ホスト大学の教授で討論者の遠藤貢東京大学教授が、民族間の対立が紛争の主な要因であり、クーデターと内戦のトレードオフという議論があることを指摘され、会員から様々な見解が述べられ討論された。
日本国際平和構築協会は、2018月1月28日(日)に東京大学 駒場キャンパスで開かれた28回目の研究会セミナーにて、元駐南スーダン大使の紀谷昌彦外務省アフリカ部参事官をお迎えし、日本の南スーダン平和構築支援がどのように行われたのか、「現場からの視点」でご講演いただき、参加者と意見交換をしました。このセミナーは、国連システム学術評議会(ACUNS)東京連絡事務所の後援を受けました。司会は、当協会の事務局長であるキハラハント愛 東京大学大学院准教授が務めました。

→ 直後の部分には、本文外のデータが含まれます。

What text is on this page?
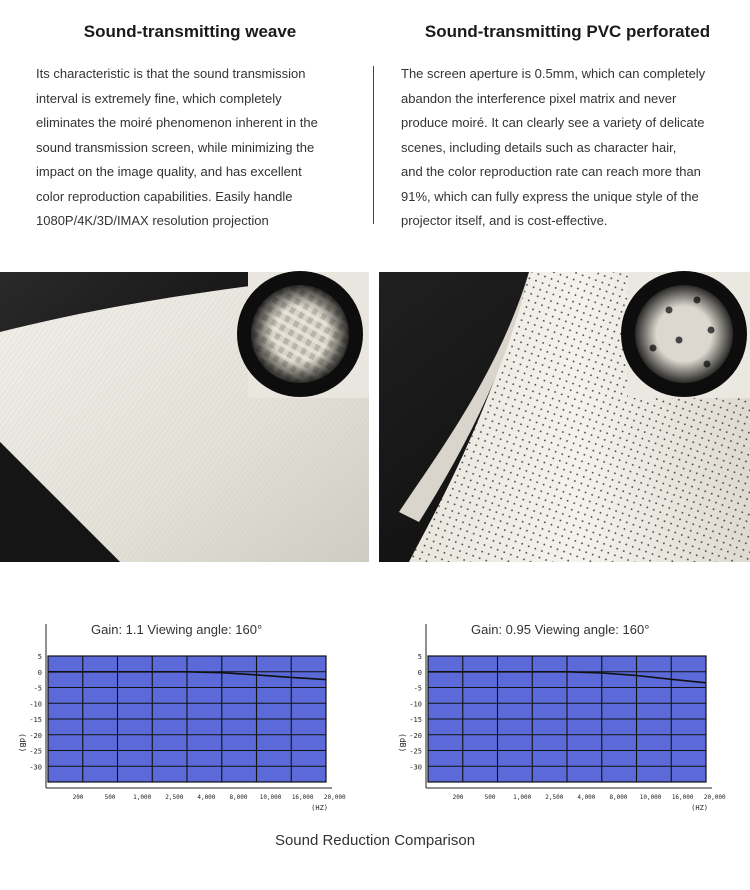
Sound-transmitting weave	Sound-transmitting PVC perforated
Its characteristic is that the sound transmission
interval is extremely fine, which completely
eliminates the moiré phenomenon inherent in the
sound transmission screen, while minimizing the
impact on the image quality, and has excellent
color reproduction capabilities. Easily handle
1080P/4K/3D/IMAX resolution projection
The screen aperture is 0.5mm, which can completely
abandon the interference pixel matrix and never
produce moiré. It can clearly see a variety of delicate
scenes, including details such as character hair,
and the color reproduction rate can reach more than
91%, which can fully express the unique style of the
projector itself, and is cost-effective.
5
0
-5
-10
-15
-20
-25
-30
(dB)
200	500	1,000 2,500 4,000 8,000 10,000 16,000 20,000
(HZ)
Gain: 1.1 Viewing angle: 160°
5
0
-5
-10
-15
-20
-25
-30
(dB)
200	500	1,000 2,500 4,000 8,000 10,000 16,000 20,000
(HZ)
Gain: 0.95 Viewing angle: 160°
Sound Reduction Comparison
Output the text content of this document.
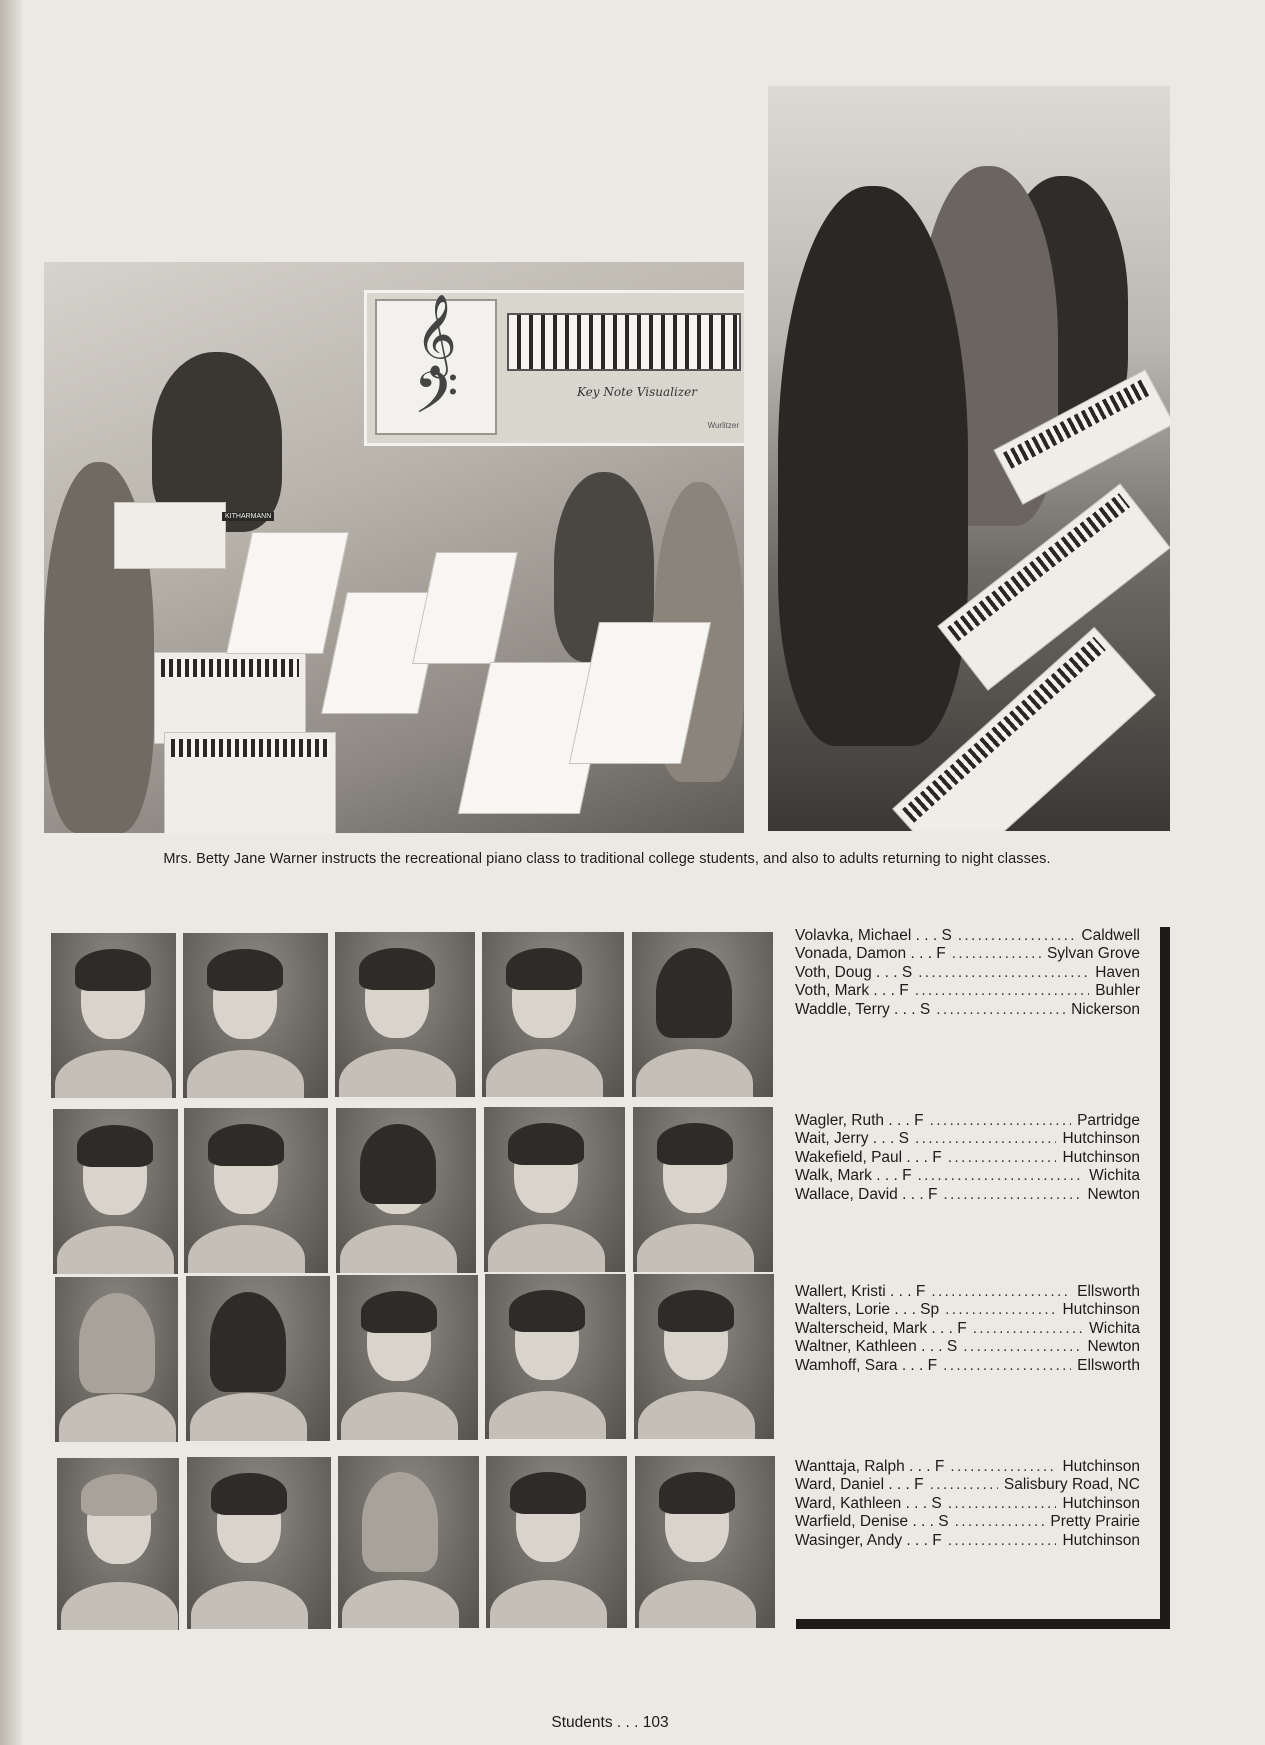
𝄞
𝄢	Key Note Visualizer
Wurlitzer
KITHARMANN
Mrs. Betty Jane Warner instructs the recreational piano class to traditional college students, and also to adults returning to night classes.
Volavka, Michael . . . S . . .	Caldwell
Vonada, Damon . . . F . . .	Sylvan Grove
Voth, Doug . . . S . . .	Haven
Voth, Mark . . . F . . .	Buhler
Waddle, Terry . . . S . . .	Nickerson
Wagler, Ruth . . . F . . .	Partridge
Wait, Jerry . . . S . . .	Hutchinson
Wakefield, Paul . . . F . . .	Hutchinson
Walk, Mark . . . F . . .	Wichita
Wallace, David . . . F . . .	Newton
Wallert, Kristi . . . F . . .	Ellsworth
Walters, Lorie . . . Sp . . .	Hutchinson
Walterscheid, Mark . . . F . . .	Wichita
Waltner, Kathleen . . . S . . .	Newton
Wamhoff, Sara . . . F . . .	Ellsworth
Wanttaja, Ralph . . . F . . .	Hutchinson
Ward, Daniel . . . F . . .	Salisbury Road, NC
Ward, Kathleen . . . S . . .	Hutchinson
Warfield, Denise . . . S . . .	Pretty Prairie
Wasinger, Andy . . . F . . .	Hutchinson
Students . . . 103
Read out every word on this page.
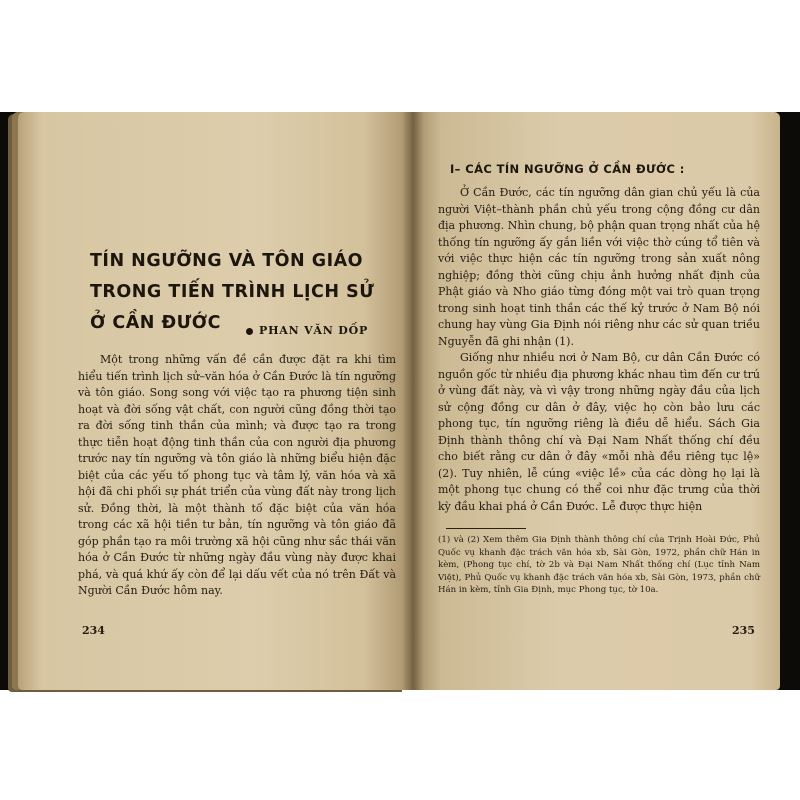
TÍN NGƯỠNG VÀ TÔN GIÁO
TRONG TIẾN TRÌNH LỊCH SỬ
Ở CẦN ĐƯỚC	PHAN VĂN DỐP

Một trong những vấn đề cần được đặt ra khi tìm hiểu tiến trình lịch sử–văn hóa ở Cần Đước là tín ngưỡng và tôn giáo. Song song với việc tạo ra phương tiện sinh hoạt và đời sống vật chất, con người cũng đồng thời tạo ra đời sống tinh thần của mình; và được tạo ra trong thực tiễn hoạt động tinh thần của con người địa phương trước nay tín ngưỡng và tôn giáo là những biểu hiện đặc biệt của các yếu tố phong tục và tâm lý, văn hóa và xã hội đã chi phối sự phát triển của vùng đất này trong lịch sử. Đồng thời, là một thành tố đặc biệt của văn hóa trong các xã hội tiền tư bản, tín ngưỡng và tôn giáo đã góp phần tạo ra môi trường xã hội cũng như sắc thái văn hóa ở Cần Đước từ những ngày đầu vùng này được khai phá, và quá khứ ấy còn để lại dấu vết của nó trên Đất và Người Cần Đước hôm nay.

234
I– CÁC TÍN NGƯỠNG Ở CẦN ĐƯỚC :

Ở Cần Đước, các tín ngưỡng dân gian chủ yếu là của người Việt–thành phần chủ yếu trong cộng đồng cư dân địa phương. Nhìn chung, bộ phận quan trọng nhất của hệ thống tín ngưỡng ấy gắn liền với việc thờ cúng tổ tiên và với việc thực hiện các tín ngưỡng trong sản xuất nông nghiệp; đồng thời cũng chịu ảnh hưởng nhất định của Phật giáo và Nho giáo từng đóng một vai trò quan trọng trong sinh hoạt tinh thần các thế kỷ trước ở Nam Bộ nói chung hay vùng Gia Định nói riêng như các sử quan triều Nguyễn đã ghi nhận (1).

Giống như nhiều nơi ở Nam Bộ, cư dân Cần Đước có nguồn gốc từ nhiều địa phương khác nhau tìm đến cư trú ở vùng đất này, và vì vậy trong những ngày đầu của lịch sử cộng đồng cư dân ở đây, việc họ còn bảo lưu các phong tục, tín ngưỡng riêng là điều dễ hiểu. Sách Gia Định thành thông chí và Đại Nam Nhất thống chí đều cho biết rằng cư dân ở đây «mỗi nhà đều riêng tục lệ» (2). Tuy nhiên, lễ cúng «việc lề» của các dòng họ lại là một phong tục chung có thể coi như đặc trưng của thời kỳ đầu khai phá ở Cần Đước. Lễ được thực hiện

(1) và (2) Xem thêm Gia Định thành thông chí của Trịnh Hoài Đức, Phủ Quốc vụ khanh đặc trách văn hóa xb, Sài Gòn, 1972, phần chữ Hán in kèm, (Phong tục chí, tờ 2b và Đại Nam Nhất thống chí (Lục tỉnh Nam Việt), Phủ Quốc vụ khanh đặc trách văn hóa xb, Sài Gòn, 1973, phần chữ Hán in kèm, tỉnh Gia Định, mục Phong tục, tờ 10a.
235
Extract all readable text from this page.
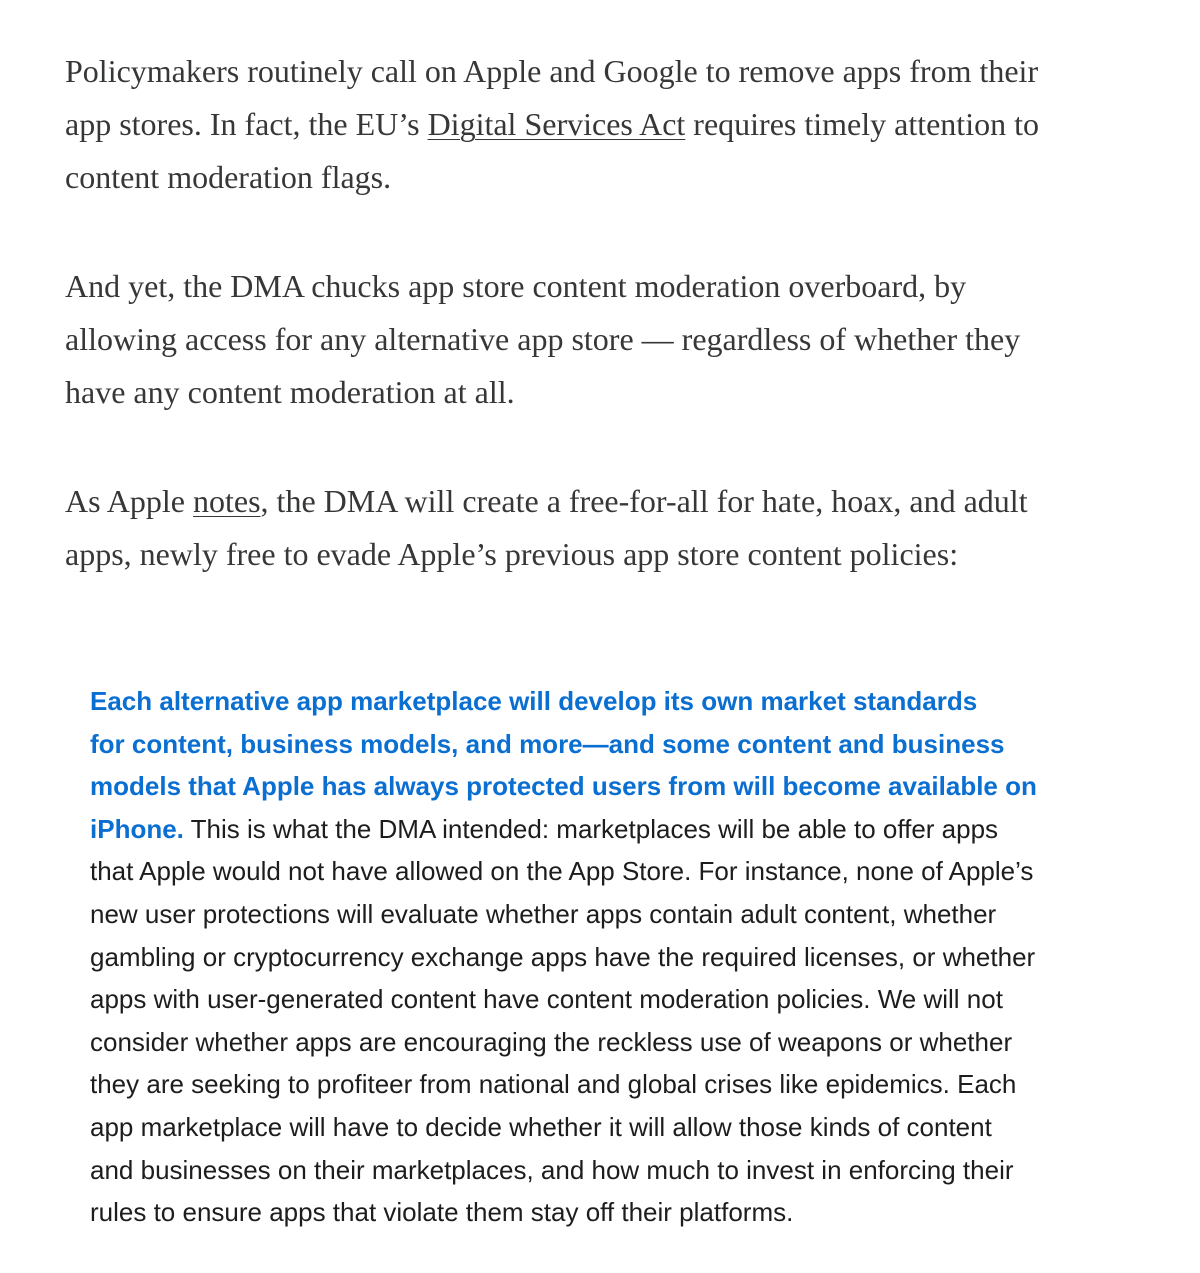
Policymakers routinely call on Apple and Google to remove apps from their
app stores. In fact, the EU’s Digital Services Act requires timely attention to
content moderation flags.
And yet, the DMA chucks app store content moderation overboard, by
allowing access for any alternative app store — regardless of whether they
have any content moderation at all.
As Apple notes, the DMA will create a free-for-all for hate, hoax, and adult
apps, newly free to evade Apple’s previous app store content policies:
Each alternative app marketplace will develop its own market standards
for content, business models, and more—and some content and business
models that Apple has always protected users from will become available on
iPhone. This is what the DMA intended: marketplaces will be able to offer apps
that Apple would not have allowed on the App Store. For instance, none of Apple’s
new user protections will evaluate whether apps contain adult content, whether
gambling or cryptocurrency exchange apps have the required licenses, or whether
apps with user-generated content have content moderation policies. We will not
consider whether apps are encouraging the reckless use of weapons or whether
they are seeking to profiteer from national and global crises like epidemics. Each
app marketplace will have to decide whether it will allow those kinds of content
and businesses on their marketplaces, and how much to invest in enforcing their
rules to ensure apps that violate them stay off their platforms.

15:00-15:10 開会の辞 キハラハント愛事務局長
15:10-15:50 講演・討論会『我が国の対南スーダン平和構築支援:現場からの視点』
講演者: 紀谷昌彦 外務省アフリカ部参事官、元駐南スーダン大使
15:50-16:10 パネル討論会
- 紀谷昌彦 外務省アフリカ部参事官、元駐南スーダン大使
- 遠藤貢 東京大学大学院教授
- 東大作 上智大学准教授
- 今井高樹 日本国際ボランティアセンター 南スーダン緊急支援担当/人道支援・平和構築グループマネージャー
16:10-16:20 小休憩
16:20-17:20 質疑応答
モデレーター: 長谷川祐弘 理事長
17:20-17:30 事務局からの報告(谷本真邦 事務局次長)
紀谷昌彦元南スーダン大使は、はじめに、200万人もの難民と避難民を出している世界最大規模の人道危機が継続していることに言及した。そして、日本も含めた国際社会が、今なぜ人道援助や開発支援のみならず政治プロセスなど平和構築にどのように関与していくべきかを語った。南スーダンでの紛争の経緯と国連とIGADの関与を説明し、何が問題であるか、紛争の要因として、政治、治安、行政、経済社会問題に触れた。南スーダンが自ら主導し、国際社会の支援の下で、どのように平和が実現するか、国際社会の取り組みを含めた課題を分析した。そして、日本が強み生かして支援するにはどうしたら良いか説いた。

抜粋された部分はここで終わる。